In April 2019, Dubai’s Hartland International School became the third school outside the UK to gain the NACE Challenge Award, in recognition of high-quality whole-school provision for more able learners. Amongst the school’s strengths, the Award report highlighted Hartland’s innovative and wide-reaching enrichment programme. Here, Gifted and Talented Coordinator Helen Green shares 10 challenging enrichment activities to try in your own school…
At Hartland International School we believe in the potential of all children to achieve. All students are given access to enrichment activities as part of the school day, four days a week, and many of our more able learners are invited to specific sessions targeted at their strengths and interests. It is an innovative programme which supports our aim of stretch and challenge for all.
All teachers are expected to deliver one or two enrichment activities, depending on their timetable; these sessions are planned for and monitored for consistency and value. Our sports provider delivers sessions to all students once a week. All enrichment activities are financed by the school, except those involving external providers (for example skiing and sailing).
Based on our experience of delivering a diverse and ambitious enrichment programme, here are 10 challenging enrichment activities to engage your more able learners…

1. Debating 

Debating is an engaging, active learner-centred activity. Reasoning, research and public speaking are just some of the positives behind learning how to be a great debater. From planning an argument (even if you don’t agree with it), to choosing your words wisely, debating will help you take on whatever life chooses to throw at you. It is always good to have a debate showcase to aim for. Consider collaborating with other schools to hold a debate morning, where students can practise what they have learned over the course of the enrichment course. Alternatively, inviting experts in can also be very motivating (for example through an organisation such as Debate Mate, who offer training as well as running showcase debates).

2. General knowledge

The importance of general knowledge reaches far beyond books and exams. Whether in the classroom or the workplace, good general knowledge can help in all walks of life. Having general knowledge about different countries and geographies helps students to form a perspective about the world and a culture that may be different from their own. In a school with over 60 nationalities, this is especially important to us. This enrichment activity should be offered to all interested students; often it is the more creative students who surprise us with their quest for knowledge of their surroundings. This year we have found resources from Quiz Club to be really useful in supporting children in developing their general knowledge, as well as many library- and research-based enrichment sessions, in preparation for competitions with other schools.

3. Critical thinking

Critical thinking at a critical age… In this enrichment course, learners are taught to reason, construct viable arguments and critique the reasoning of others. Through maths games and problem solving, critical thinking activities aid in making sense of maths problems and develop perseverance in solving them. This enrichment is particularly suitable for higher-ability mathematicians ready for a challenge.

4. Latin for beginners 

Learning Latin encourages non-linear, outside-the-box thinking, as well as promoting greater focus and patience. This enrichment could be offered to highly able readers to enhance their enjoyment of literature. However, there are also some really fun Latin for beginner courses around (for example Minimus “the mouse that made Latin cool”), which would appeal to many students.

5. Biz kids 

Many students have aspirations to run their own business and young entrepreneurs should be encouraged and supported to brainstorm their ideas; produce and market their product; and of course sell to the consumer. There are many ways to run this enrichment, from a Dragon’s Den-style approach to a young entrepreneurs programme which encourages students to develop their entrepreneurial skills. We spent a term developing, marketing and producing our products and ideas and then sold them to fund further ventures at the end of term.

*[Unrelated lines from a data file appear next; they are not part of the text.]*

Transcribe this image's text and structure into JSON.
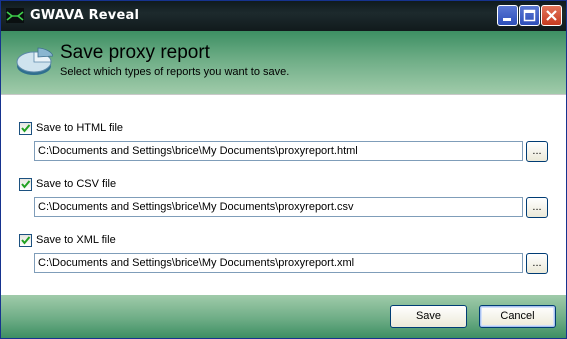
{
  "window": {
    "title": "GWAVA Reveal"
  },
  "header": {
    "title": "Save proxy report",
    "subtitle": "Select which types of reports you want to save."
  },
  "options": [
    {
      "label": "Save to HTML file",
      "checked": true,
      "path": "C:\\Documents and Settings\\brice\\My Documents\\proxyreport.html",
      "browse_label": "..."
    },
    {
      "label": "Save to CSV file",
      "checked": true,
      "path": "C:\\Documents and Settings\\brice\\My Documents\\proxyreport.csv",
      "browse_label": "..."
    },
    {
      "label": "Save to XML file",
      "checked": true,
      "path": "C:\\Documents and Settings\\brice\\My Documents\\proxyreport.xml",
      "browse_label": "..."
    }
  ],
  "footer": {
    "save_label": "Save",
    "cancel_label": "Cancel"
  },
  "icons": {
    "app": "gwava-app-icon",
    "header": "pie-chart-icon",
    "minimize": "minimize-icon",
    "maximize": "maximize-icon",
    "close": "close-icon",
    "check": "checkmark-icon"
  },
  "colors": {
    "header_green": "#3d8f63",
    "title_bar": "#1d2a2d",
    "close_red": "#c63a1f"
  }
}
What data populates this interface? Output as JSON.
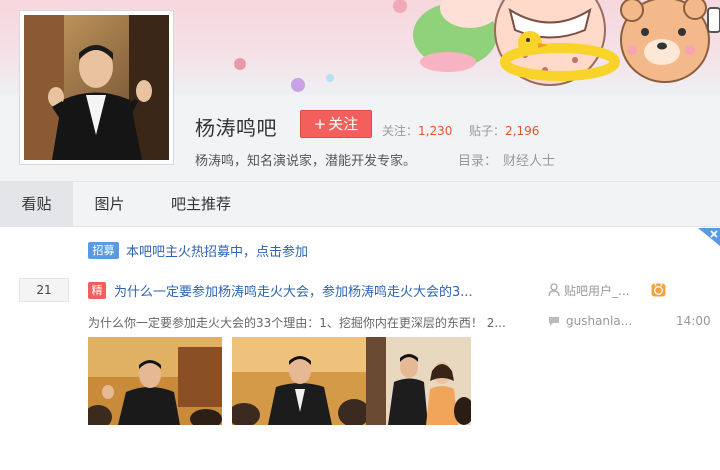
{
  "forum": {
    "name": "杨涛鸣吧",
    "follow_label": "关注",
    "follow_plus": "+",
    "followers_label": "关注：",
    "followers_count": "1,230",
    "posts_label": "贴子：",
    "posts_count": "2,196",
    "description": "杨涛鸣，知名演说家，潜能开发专家。",
    "catalog_label": "目录：",
    "catalog_value": "财经人士"
  },
  "tabs": [
    {
      "label": "看贴",
      "active": true
    },
    {
      "label": "图片",
      "active": false
    },
    {
      "label": "吧主推荐",
      "active": false
    }
  ],
  "notice": {
    "badge": "招募",
    "text": "本吧吧主火热招募中，点击参加"
  },
  "thread": {
    "reply_count": "21",
    "badge": "精",
    "title": "为什么一定要参加杨涛鸣走火大会，参加杨涛鸣走火大会的3...",
    "author": "贴吧用户_...",
    "abstract": "为什么你一定要参加走火大会的33个理由：1、挖掘你内在更深层的东西！ 2...",
    "last_reply_user": "gushanla...",
    "last_reply_time": "14:00",
    "thumbnails": [
      "photo-1",
      "photo-2",
      "photo-3"
    ]
  },
  "colors": {
    "accent_red": "#f25f5c",
    "link_blue": "#2d64b3",
    "count_orange": "#e0562c",
    "badge_blue": "#5a9be0"
  },
  "icons": {
    "author": "user-icon",
    "reply": "comment-icon",
    "tag": "orange-badge-icon",
    "corner": "close-corner-icon"
  }
}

6. Cooking through literacy 

Most young people enjoy the challenge of cooking. If you have cooking facilities in your school, a great way to engage students in reading is to combine a cookery and reading enrichment activity. The Little Library Café has some great resources to facilitate this – providing recipes that are linked to a book, with a short note from the author. Students should be given ample time (maybe while their items are cooking) to be able to read and discuss the book and evaluate why the author chose to include the food in their writing. This is one of our most popular enrichments!

7. Research projects 

Through detailed research on a project of interest to them, students develop critical thinking expertise, as well as effective analytical research and communication skills, that are incredibly beneficial. Ultimately research is essential to the development of our globalised society, so this is a great skill to develop from an early age. We find that our more able learners really embrace the challenge of research, being able to evaluate their findings and learn in depth about an area of interest.

8. Lego design challenges

At Hartland, we believe everyone can be good at maths; it is a set of skills that can be learned and practised. Through engineering and design challenges using Lego – such as designing transportation devices, musical monsters, bridges and ultimate playgrounds – our pupils are encouraged to be open-minded and flexible, thus developing the growth mindset that is so important to developing young mathematicians. The challenge for educators is to encourage this mindset and flexibility so that it stays with these young learners throughout their time in education and beyond.

9. Literary Society 

Our Literary Society is an invite-only club for adventurous and keen readers in Years 8 and 9, designed to stretch and challenge students who have demonstrated an interest in literature. It combines great stories with stimulating discussion and probing debate. Each week students participate in discussion and activities that are intended to help them display their intellectual and independent thinking skills whilst discovering new literature. It is a safe space where they can explore and discuss without the worry of assessment or judgement. Students at Hartland have recently chosen “The Help” by Kathryn Stockett to discuss. The aim is to invite various guest speakers and other teachers to join and inspire our discussions. We are also hoping to link with a secondary school in the UK to collaborate across the miles.

10. Hour of code 

During our coding enrichment, students create animated stories and interactive experiences while learning essential programming concepts with Scratch, such as developing their logic skills; improving their understanding of algorithms and learning how to debug their code. This drag-and-drop, creative environment developed by MIT uses sprites and code blocks to set a foundation of computational thinking. In addition as part of their gaming project, students managed to recreate popular games from the 1980s such as Pac-Man and Space Invaders. Although this is a challenging activity, many students thrive on this challenge and thoroughly enjoy the experience.
Helen Green has been a teacher for 16 years, spending a decade at Jumeirah Primary School in Dubai, before moving to Hartland International School. With first-hand experience as the parent of a child identified as gifted, and a longstanding interest in the field of gifted and talented education, she has attended many courses to develop her understanding of the field and in turn has enjoyed delivering professional development courses to teachers across Dubai to develop more able provision. In April 2019, she successfully led Hartland International School to becoming the first school in the Middle East, and the third outside the UK, to gain the NACE Challenge Award.